From blacksmithing to stretching the history of Buckingham Palace…..

I’ve been watching the interesting Sky series The Prince’s Master Crafters, about ancient skills that are in danger of disappearing. This week it was the turn of blacksmithing, and it has to be said that the ladies among the contestants weren’t very happy bashing metal and managing fire.

However, that wasn’t what caught my attention. The following is a statement by the otherwise excellent presenter, Jim Moir: “The Household Cavalry has been protecting Buckingham Palace since 1660 and the reign of Charles I)” R-i-g-h-t…

As there wasn’t a Buckingham Palace back then, they’d have a hard time protecting it. It was originally called Buckingham House and was built for George Villiers, Duke of Buckingham, in 1703.  It was acquired by the royal family and became Buckingham Palace from around 1791.

So I don’t know about endangered crafts…historic facts are an endangered species too!

But the series is terrific and I’m enjoying it.


  1. The Villiers Dukes of Buckingham title went extinct with the death of the 2nd Duke in 1687. Buckingham House was named for John Sheffield, 1st Duke of Buckingham and Normanby (1648-1721), a new creation. This title likewise went extinct with the death of his consumptive teenage son.

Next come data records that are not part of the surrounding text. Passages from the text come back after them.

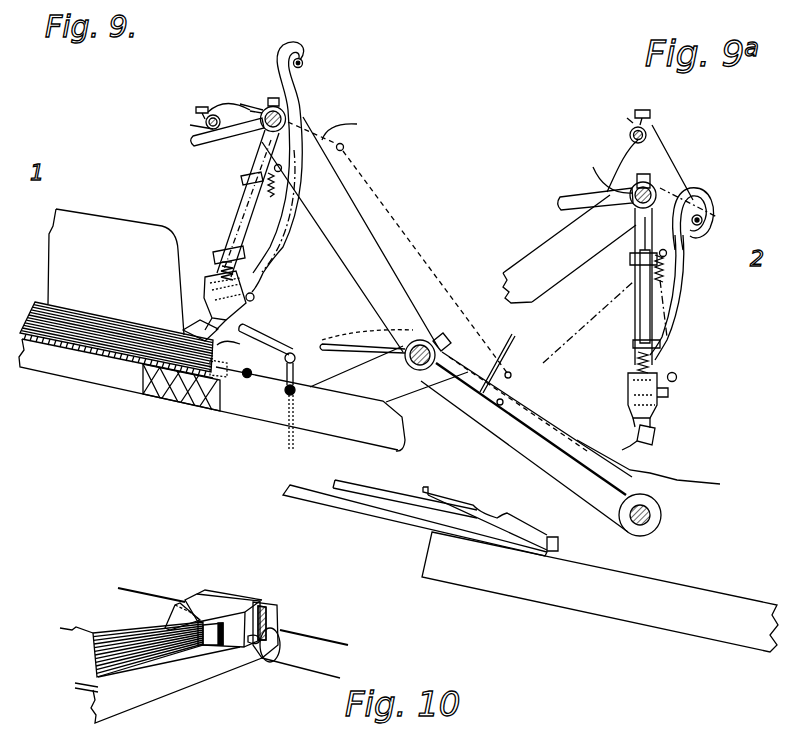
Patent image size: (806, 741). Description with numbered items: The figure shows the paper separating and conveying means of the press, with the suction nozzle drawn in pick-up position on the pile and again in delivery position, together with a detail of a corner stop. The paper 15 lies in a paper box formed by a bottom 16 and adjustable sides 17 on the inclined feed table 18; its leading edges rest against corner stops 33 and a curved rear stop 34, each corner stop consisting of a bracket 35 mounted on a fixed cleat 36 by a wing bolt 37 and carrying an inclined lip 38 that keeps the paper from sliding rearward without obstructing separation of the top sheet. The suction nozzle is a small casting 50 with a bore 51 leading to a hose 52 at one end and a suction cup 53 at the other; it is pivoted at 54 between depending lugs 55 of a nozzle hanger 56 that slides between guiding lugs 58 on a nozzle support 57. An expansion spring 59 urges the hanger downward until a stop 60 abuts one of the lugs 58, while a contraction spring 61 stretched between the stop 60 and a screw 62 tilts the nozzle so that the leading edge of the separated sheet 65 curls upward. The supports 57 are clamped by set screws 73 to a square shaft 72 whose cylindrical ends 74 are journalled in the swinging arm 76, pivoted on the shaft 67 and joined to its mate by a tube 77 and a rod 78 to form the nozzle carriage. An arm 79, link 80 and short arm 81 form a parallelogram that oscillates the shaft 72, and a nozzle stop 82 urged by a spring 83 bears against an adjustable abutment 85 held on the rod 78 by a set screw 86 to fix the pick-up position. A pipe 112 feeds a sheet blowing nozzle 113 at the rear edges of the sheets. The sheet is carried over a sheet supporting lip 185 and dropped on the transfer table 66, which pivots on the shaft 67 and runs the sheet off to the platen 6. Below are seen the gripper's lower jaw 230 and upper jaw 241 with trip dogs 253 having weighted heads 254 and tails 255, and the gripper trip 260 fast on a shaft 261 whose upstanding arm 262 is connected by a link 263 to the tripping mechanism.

In FIG. 9, the table 6 is at (600, 592).
In FIG. 9, the paper 15 is at (107, 323).
In FIG. 10, the paper 15 is at (142, 639).
In FIG. 9, the bottom 16 is at (72, 350).
In FIG. 10, the bottom 16 is at (75, 685).
In FIG. 9, the adjustable sides 17 is at (116, 272).
In FIG. 9, the inclined feed table 18 is at (208, 394).
In FIG. 10, the inclined feed table 18 is at (80, 722).
In FIG. 10, the corner stops 33 is at (222, 610).
In FIG. 9, the curved rear stop 34 is at (173, 392).
In FIG. 10, the bracket 35 is at (203, 593).
In FIG. 10, the fixed cleat 36 is at (277, 607).
In FIG. 10, the wing bolt 37 is at (280, 652).
In FIG. 10, the inclined lip 38 is at (170, 618).
In FIG. 9, the small casting 50 is at (216, 298).
In FIG. 9A, the small casting 50 is at (628, 393).
In FIG. 9, the bore 51 is at (250, 308).
In FIG. 9A, the bore 51 is at (636, 403).
In FIG. 9, the hose 52 is at (277, 252).
In FIG. 9A, the hose 52 is at (683, 300).
In FIG. 9, the suction cup 53 is at (173, 328).
In FIG. 9A, the suction cup 53 is at (640, 440).
In FIG. 9, the pivot 54 is at (206, 324).
In FIG. 9A, the pivot 54 is at (655, 418).
In FIG. 9, the depending lugs 55 is at (222, 262).
In FIG. 9A, the depending lugs 55 is at (660, 400).
In FIG. 9, the nozzle hanger 56 is at (247, 213).
In FIG. 9A, the nozzle hanger 56 is at (645, 318).
In FIG. 9, the nozzle support 57 is at (262, 145).
In FIG. 9A, the nozzle support 57 is at (647, 223).
In FIG. 9, the guiding lugs 58 is at (243, 186).
In FIG. 9A, the guiding lugs 58 is at (660, 345).
In FIG. 9, the expansion spring 59 is at (257, 282).
In FIG. 9A, the expansion spring 59 is at (637, 363).
In FIG. 9, the stop 60 is at (282, 165).
In FIG. 9A, the stop 60 is at (667, 253).
In FIG. 9, the contraction spring 61 is at (293, 210).
In FIG. 9A, the contraction spring 61 is at (665, 273).
In FIG. 9, the screw 62 is at (255, 297).
In FIG. 9A, the screw 62 is at (677, 376).
In FIG. 9A, the separated sheet 65 is at (722, 484).
In FIG. 9, the transfer table 66 is at (543, 447).
In FIG. 9, the shaft 67 is at (422, 371).
In FIG. 9, the shaft 72 is at (285, 112).
In FIG. 9A, the shaft 72 is at (657, 188).
In FIG. 9, the set screws 73 is at (280, 98).
In FIG. 9A, the set screws 73 is at (650, 170).
In FIG. 9, the cylindrical ends 74 is at (260, 123).
In FIG. 9A, the cylindrical ends 74 is at (604, 171).
In FIG. 9, the swinging arm 76 is at (350, 234).
In FIG. 9A, the swinging arm 76 is at (569, 249).
In FIG. 9, the tube 77 is at (302, 58).
In FIG. 9A, the tube 77 is at (703, 222).
In FIG. 9, the rod 78 is at (196, 108).
In FIG. 9A, the rod 78 is at (652, 125).
In FIG. 9, the arm 79 is at (353, 124).
In FIG. 9A, the arm 79 is at (717, 190).
In FIG. 9, the link 80 is at (513, 386).
In FIG. 9A, the link 80 is at (578, 333).
In FIG. 9, the short arm 81 is at (502, 357).
In FIG. 9, the nozzle stop 82 is at (193, 134).
In FIG. 9A, the nozzle stop 82 is at (560, 203).
In FIG. 9, the spring 83 is at (212, 115).
In FIG. 9A, the spring 83 is at (613, 192).
In FIG. 9, the adjustable abutment 85 is at (190, 124).
In FIG. 9A, the adjustable abutment 85 is at (627, 120).
In FIG. 9, the set screw 86 is at (210, 107).
In FIG. 9A, the set screw 86 is at (632, 147).
In FIG. 9, the pipe 112 is at (247, 378).
In FIG. 9, the sheet blowing nozzle 113 is at (212, 380).
In FIG. 9, the sheet supporting lip 185 is at (352, 353).
In FIG. 9, the lower jaw 230 is at (380, 510).
In FIG. 9, the upper gripper jaw 241 is at (360, 484).
In FIG. 9, the trip dogs 253 is at (477, 508).
In FIG. 9, the weighted head 254 is at (551, 535).
In FIG. 9, the tail 255 is at (428, 490).
In FIG. 9, the gripper trip 260 is at (289, 442).
In FIG. 9, the shaft 261 is at (298, 394).
In FIG. 9, the upstanding arm 262 is at (284, 392).
In FIG. 9, the link 263 is at (277, 350).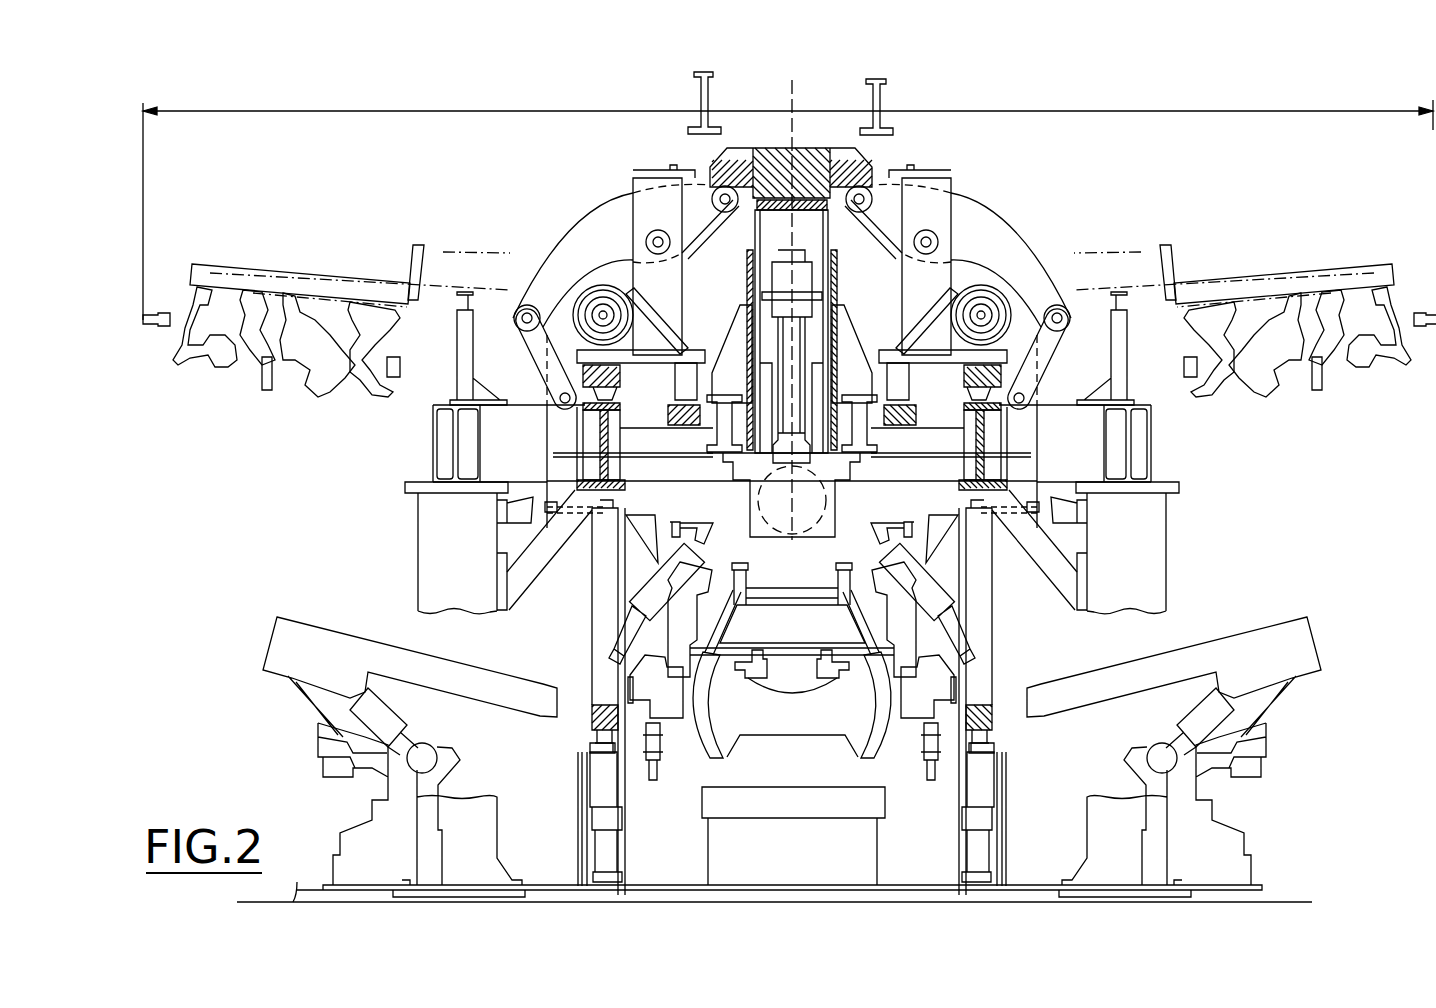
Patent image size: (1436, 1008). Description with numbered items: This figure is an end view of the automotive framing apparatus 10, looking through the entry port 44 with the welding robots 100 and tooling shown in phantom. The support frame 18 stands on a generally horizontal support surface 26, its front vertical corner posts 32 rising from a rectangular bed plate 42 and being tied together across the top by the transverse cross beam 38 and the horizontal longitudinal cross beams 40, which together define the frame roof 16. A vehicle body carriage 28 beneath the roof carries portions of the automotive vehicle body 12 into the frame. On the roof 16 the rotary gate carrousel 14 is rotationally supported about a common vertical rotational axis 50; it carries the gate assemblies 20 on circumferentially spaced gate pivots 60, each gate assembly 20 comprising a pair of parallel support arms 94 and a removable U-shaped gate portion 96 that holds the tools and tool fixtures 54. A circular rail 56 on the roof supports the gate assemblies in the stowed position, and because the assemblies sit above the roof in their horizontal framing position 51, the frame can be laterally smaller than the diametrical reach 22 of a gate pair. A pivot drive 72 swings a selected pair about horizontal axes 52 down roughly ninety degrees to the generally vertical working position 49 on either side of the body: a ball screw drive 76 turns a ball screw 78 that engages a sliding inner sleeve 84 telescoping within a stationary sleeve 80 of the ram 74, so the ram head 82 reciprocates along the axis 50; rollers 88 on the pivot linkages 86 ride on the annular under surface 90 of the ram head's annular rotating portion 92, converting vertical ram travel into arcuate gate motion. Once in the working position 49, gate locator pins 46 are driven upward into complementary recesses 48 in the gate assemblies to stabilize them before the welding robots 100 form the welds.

The automotive framing apparatus 10 is at (1065, 173).
The automotive vehicle body 12 is at (885, 745).
The rotary gate carrousel 14 is at (888, 358).
The roof 16 is at (1087, 450).
The support frame 18 is at (1170, 513).
The gate assembly 20 is at (441, 255).
The diametrical reach 22 is at (438, 113).
The support surface 26 is at (1290, 900).
The vehicle body carriage 28 is at (790, 795).
The front vertical corner posts 32 is at (420, 550).
The rear transverse cross beam 38 is at (1058, 413).
The horizontal longitudinal cross beams 40 is at (608, 448).
The rectangular bed plate 42 is at (595, 898).
The entry port 44 is at (1085, 805).
The gate locator pins 46 is at (598, 738).
The complementary recesses 48 is at (590, 724).
The working position 49 is at (590, 603).
The common vertical rotational axis 50 is at (790, 96).
The framing position 51 is at (394, 266).
The horizontal axis 52 is at (600, 312).
The tools and tool fixtures 54 is at (227, 320).
The circular rail 56 is at (458, 300).
The gate pivot 60 is at (610, 298).
The pivot drive 72 is at (810, 533).
The ram 74 is at (828, 148).
The ball screw drive 76 is at (780, 338).
The ball screw 78 is at (805, 283).
The stationary sleeve 80 is at (748, 280).
The ram head 82 is at (770, 166).
The sliding inner sleeve 84 is at (838, 256).
The pivot linkage 86 is at (584, 230).
The roller 88 is at (858, 187).
The annular under surface 90 is at (813, 183).
The annular rotating portion 92 is at (768, 160).
The parallel support arms 94 is at (553, 429).
The U-shaped gate portion 96 is at (210, 290).
The welding robots 100 is at (273, 633).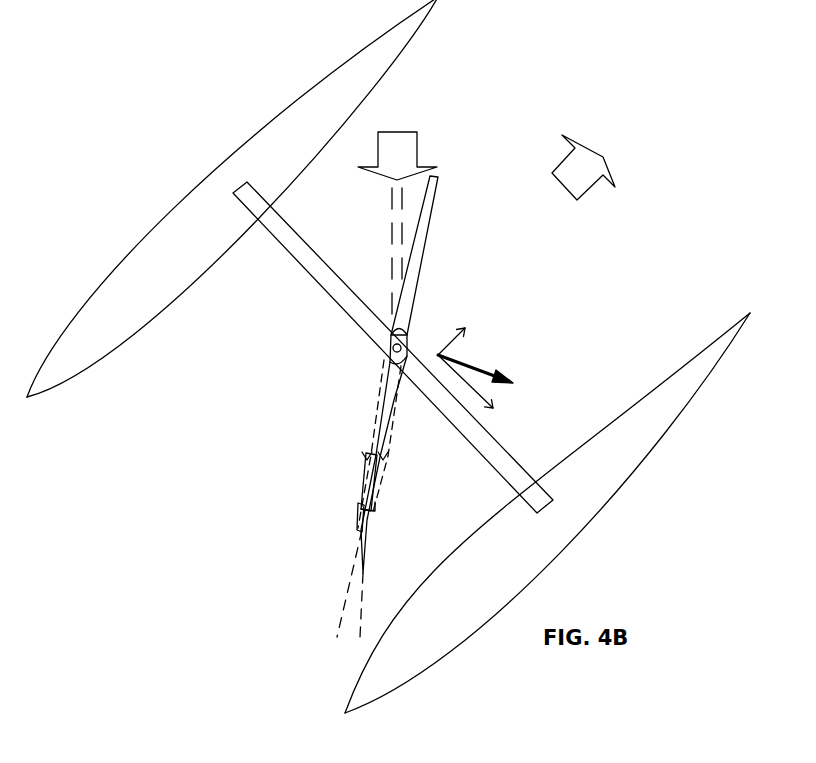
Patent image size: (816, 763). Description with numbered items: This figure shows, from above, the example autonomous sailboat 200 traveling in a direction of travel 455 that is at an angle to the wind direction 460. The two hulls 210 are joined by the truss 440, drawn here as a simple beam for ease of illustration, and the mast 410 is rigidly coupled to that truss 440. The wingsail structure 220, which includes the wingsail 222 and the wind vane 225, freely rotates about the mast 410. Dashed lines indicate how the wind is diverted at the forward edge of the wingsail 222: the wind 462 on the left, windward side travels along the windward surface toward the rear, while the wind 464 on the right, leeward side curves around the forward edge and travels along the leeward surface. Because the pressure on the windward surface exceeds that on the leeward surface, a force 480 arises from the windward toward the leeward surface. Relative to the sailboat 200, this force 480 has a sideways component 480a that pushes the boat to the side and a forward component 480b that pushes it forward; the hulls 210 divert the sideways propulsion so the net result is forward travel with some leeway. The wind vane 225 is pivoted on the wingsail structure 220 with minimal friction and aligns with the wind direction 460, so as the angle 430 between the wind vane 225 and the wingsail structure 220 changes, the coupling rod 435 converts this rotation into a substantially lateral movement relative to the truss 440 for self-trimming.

The sailboat 200 is at (197, 388).
The hulls 210 is at (308, 115).
The wingsail structure 220 is at (409, 273).
The wingsail 222 is at (392, 367).
The wind vane 225 is at (357, 522).
The mast 410 is at (388, 349).
The angle 430 is at (358, 642).
The coupling rod 435 is at (380, 493).
The truss 440 is at (297, 252).
The direction of travel 455 is at (588, 168).
The wind direction 460 is at (401, 150).
The windward wind 462 is at (388, 303).
The leeward wind 464 is at (410, 338).
The force 480 is at (512, 377).
The sideways force component 480a is at (493, 400).
The forward force component 480b is at (441, 348).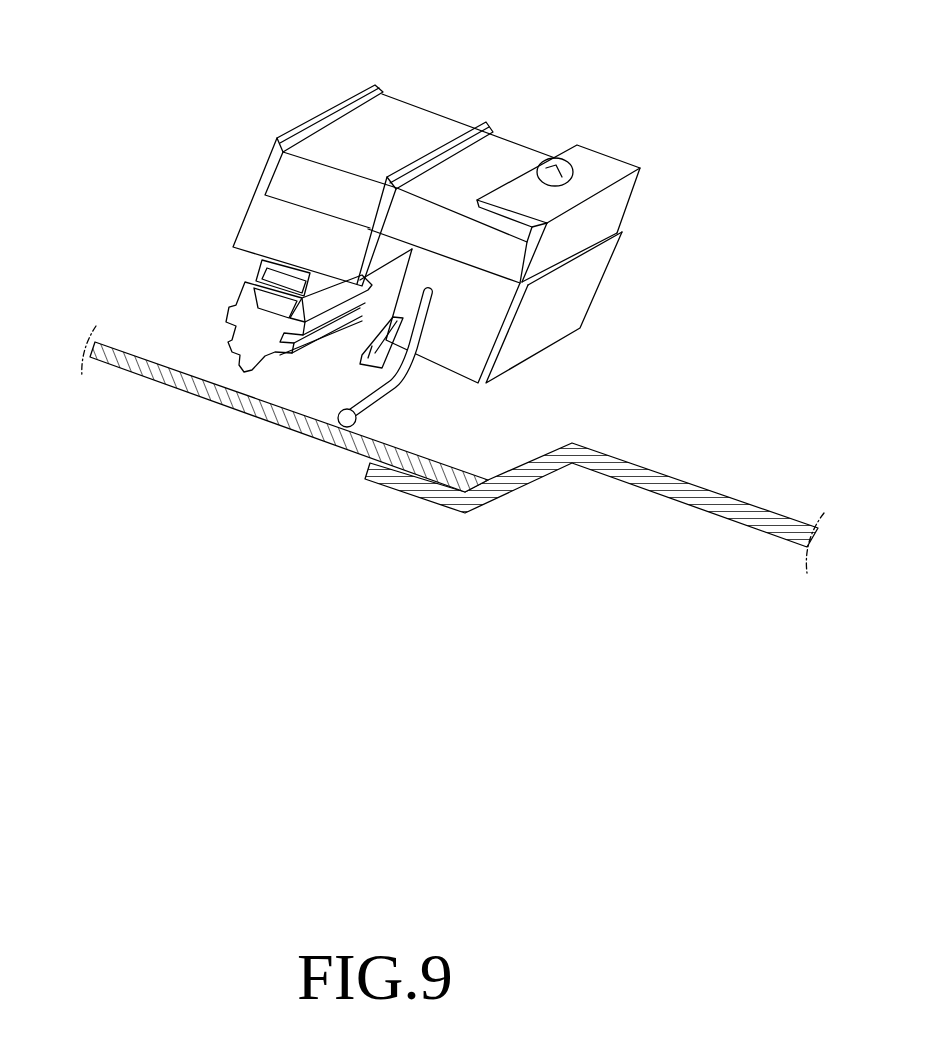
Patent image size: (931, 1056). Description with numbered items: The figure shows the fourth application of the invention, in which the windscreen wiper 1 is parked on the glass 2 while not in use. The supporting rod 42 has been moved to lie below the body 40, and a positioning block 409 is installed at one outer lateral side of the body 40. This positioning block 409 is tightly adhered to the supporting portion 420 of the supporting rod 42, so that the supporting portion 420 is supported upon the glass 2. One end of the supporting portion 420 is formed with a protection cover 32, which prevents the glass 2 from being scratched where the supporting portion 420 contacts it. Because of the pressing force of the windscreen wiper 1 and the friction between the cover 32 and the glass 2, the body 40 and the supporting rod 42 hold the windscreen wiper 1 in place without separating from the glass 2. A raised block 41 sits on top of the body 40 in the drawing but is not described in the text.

The windscreen wiper 1 is at (469, 312).
The glass 2 is at (140, 372).
The protection cover 32 is at (343, 425).
The body 40 is at (490, 307).
The top block 41 is at (598, 217).
The supporting rod 42 is at (455, 466).
The positioning block 409 is at (347, 360).
The supporting portion 420 is at (375, 400).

  2. I was a historical reenactor/first person cultural interpreter for a number of years and dated a fellow who was a blacksmith. It was fascinating to watch him turn random bits of metal into beautiful, useful things. It is indeed a dying art.

    Liked by 1 person

  3. I watched this series too, but unfortunately I didn’t like Jim Moir as the presenter. I thought he made too much of the program about himself.
    The date you mentioned isn’t the only thing he got wrong I’m afraid, he made other errors too. It’s a few weeks now since I watched it so I can’t give you details, but there were times during each episode that I found myself wincing. It’s very sad that even programmes like this can’t get the facts right. Apart from that, I did enjoy it, and it was great to see young people learning these crafts that must be kept going. It would be such a shame if these old crafts were lost, never to be seen again.

    Liked by 1 person

    1. Fair comment, Glenis. Yes, there were a few other bloopers, but on the whole I liked him. The errors wouldn’t put me off watching anything else he presents. Unlike, say, Lucy Worsley, he doesn’t aggravate me. She has me virtually howling at the moon! 😄


      1. Ha, I agree with you re Lucy Worsley, she affects me like that too.
        She can also get her facts wrong and then can’t wait to get into the dressing up box!
        In fact, I’d be hard pressed to come up with anyone who doesn’t make odd bloopers on occasion.

        Liked by 1 person

    1. Of course, but then there’s always the exception to the rule!!

      Although I was actually meaning the experts on the television that set themselves up as knowing everything (when they obviously don’t.)
      Repeat things loudly and often enough in the hope most people will believe you!